Sun Salutation (Surya Namaskar)

2. Bridge Pose (Setu Bandha Sarvangasana) –

This pose can help open up the chest and shoulders as well as helps stretch the spine, glutes and thighs. It strengthens the muscles of the back as well.

Bridge Pose (Setu Bandha Sarvangasana)

3. Triangle Pose (Trikonasana) –

It strengthens the mobility of the hips, hamstrings and spine as well as stretch muscles of the chest and shoulders.

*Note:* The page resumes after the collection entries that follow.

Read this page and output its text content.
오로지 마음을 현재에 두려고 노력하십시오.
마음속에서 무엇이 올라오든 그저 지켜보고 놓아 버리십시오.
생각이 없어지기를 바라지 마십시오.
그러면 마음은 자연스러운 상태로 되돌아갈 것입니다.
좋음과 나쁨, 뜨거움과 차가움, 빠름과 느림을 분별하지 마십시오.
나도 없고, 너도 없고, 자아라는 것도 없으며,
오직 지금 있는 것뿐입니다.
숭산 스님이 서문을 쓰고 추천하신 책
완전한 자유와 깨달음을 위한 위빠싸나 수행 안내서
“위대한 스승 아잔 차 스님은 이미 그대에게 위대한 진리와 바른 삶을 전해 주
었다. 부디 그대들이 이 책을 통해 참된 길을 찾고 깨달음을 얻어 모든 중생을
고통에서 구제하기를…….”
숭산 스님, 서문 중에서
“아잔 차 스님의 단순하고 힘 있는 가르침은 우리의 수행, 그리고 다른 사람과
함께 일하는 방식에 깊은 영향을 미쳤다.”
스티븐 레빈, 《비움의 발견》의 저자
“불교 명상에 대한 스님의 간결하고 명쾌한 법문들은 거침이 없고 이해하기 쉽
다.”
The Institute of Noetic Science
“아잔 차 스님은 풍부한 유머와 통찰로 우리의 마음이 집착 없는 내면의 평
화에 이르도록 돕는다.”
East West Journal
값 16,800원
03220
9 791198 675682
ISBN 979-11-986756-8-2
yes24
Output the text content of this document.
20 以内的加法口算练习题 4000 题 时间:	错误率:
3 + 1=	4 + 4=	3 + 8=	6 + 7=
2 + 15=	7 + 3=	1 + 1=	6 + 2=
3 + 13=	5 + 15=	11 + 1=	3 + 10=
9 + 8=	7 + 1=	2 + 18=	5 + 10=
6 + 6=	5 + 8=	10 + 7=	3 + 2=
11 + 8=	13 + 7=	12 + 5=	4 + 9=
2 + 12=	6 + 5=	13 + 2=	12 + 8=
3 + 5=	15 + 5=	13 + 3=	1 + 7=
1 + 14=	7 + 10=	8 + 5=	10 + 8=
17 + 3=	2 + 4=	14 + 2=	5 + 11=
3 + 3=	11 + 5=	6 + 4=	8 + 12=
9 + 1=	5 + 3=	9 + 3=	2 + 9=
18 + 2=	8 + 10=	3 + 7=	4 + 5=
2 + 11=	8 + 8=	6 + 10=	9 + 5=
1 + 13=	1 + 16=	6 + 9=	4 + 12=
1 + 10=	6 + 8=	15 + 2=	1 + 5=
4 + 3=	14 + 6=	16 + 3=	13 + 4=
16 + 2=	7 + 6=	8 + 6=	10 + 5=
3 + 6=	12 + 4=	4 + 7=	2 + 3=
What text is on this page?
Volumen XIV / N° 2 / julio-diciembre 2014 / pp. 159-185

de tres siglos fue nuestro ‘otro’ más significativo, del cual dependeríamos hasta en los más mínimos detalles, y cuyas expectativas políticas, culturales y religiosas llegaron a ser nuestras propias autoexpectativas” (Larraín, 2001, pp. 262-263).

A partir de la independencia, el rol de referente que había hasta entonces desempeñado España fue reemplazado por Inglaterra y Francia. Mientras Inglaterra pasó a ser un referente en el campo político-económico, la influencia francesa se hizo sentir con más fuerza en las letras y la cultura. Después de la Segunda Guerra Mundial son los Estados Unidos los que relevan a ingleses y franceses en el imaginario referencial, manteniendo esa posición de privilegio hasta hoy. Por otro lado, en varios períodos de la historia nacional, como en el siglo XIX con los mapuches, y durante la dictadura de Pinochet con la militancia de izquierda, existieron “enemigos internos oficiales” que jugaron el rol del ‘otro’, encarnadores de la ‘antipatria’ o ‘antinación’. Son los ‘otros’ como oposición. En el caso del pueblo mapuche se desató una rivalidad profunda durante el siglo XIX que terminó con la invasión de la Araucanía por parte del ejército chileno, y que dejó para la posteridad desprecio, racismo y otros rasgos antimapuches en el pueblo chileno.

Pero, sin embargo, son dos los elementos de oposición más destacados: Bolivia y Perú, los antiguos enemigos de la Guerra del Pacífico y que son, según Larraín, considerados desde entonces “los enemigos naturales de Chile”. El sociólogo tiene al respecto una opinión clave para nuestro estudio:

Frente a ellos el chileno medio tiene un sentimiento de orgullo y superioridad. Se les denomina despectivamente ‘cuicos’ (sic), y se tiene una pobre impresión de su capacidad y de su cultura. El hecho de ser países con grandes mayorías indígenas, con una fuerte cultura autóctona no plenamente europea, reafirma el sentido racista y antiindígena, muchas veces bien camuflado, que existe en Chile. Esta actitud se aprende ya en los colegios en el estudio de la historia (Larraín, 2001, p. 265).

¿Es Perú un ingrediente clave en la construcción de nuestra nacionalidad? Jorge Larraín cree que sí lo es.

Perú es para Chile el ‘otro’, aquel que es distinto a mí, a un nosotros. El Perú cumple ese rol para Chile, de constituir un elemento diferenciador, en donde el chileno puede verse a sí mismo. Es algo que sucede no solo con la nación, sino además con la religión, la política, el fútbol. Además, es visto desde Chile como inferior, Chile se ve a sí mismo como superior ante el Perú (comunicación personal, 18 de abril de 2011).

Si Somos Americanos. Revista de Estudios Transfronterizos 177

Triangle Pose (Trikonasana)

4. Cow face pose (Gomukhasana) –

It is a seated posture that helps to increase mobility in the hips and shoulders. It stretches the muscles of the arms, chest and upper back.

Cow face pose (Gomukhasana)

5. Standing forward fold (Uttanasana) –

It helps to increase the mobility in the hamstrings and lower back and stretches the muscles of the hips and calves

Standing forward fold (Uttanasana)

6. Seated twist (Ardha Matsyendrasana) –

Seated twist can help increase mobility in the spine and stretch muscles of hips and shoulders.

Seated twist (Ardha Matsyendrasana)

7. Child’s pose (Balasana) –

It is a restorative exercise or posture that can help to stretch the muscles of the back, hips and thighs. It also helps calm the mind and promote relaxation.

Child’s pose (Balasana)

8. Downward-Facing Dog (Adho Mukha Svanasana) –

This pose stretches the hamstrings, calves and back muscles that can help to increase mobility in those areas.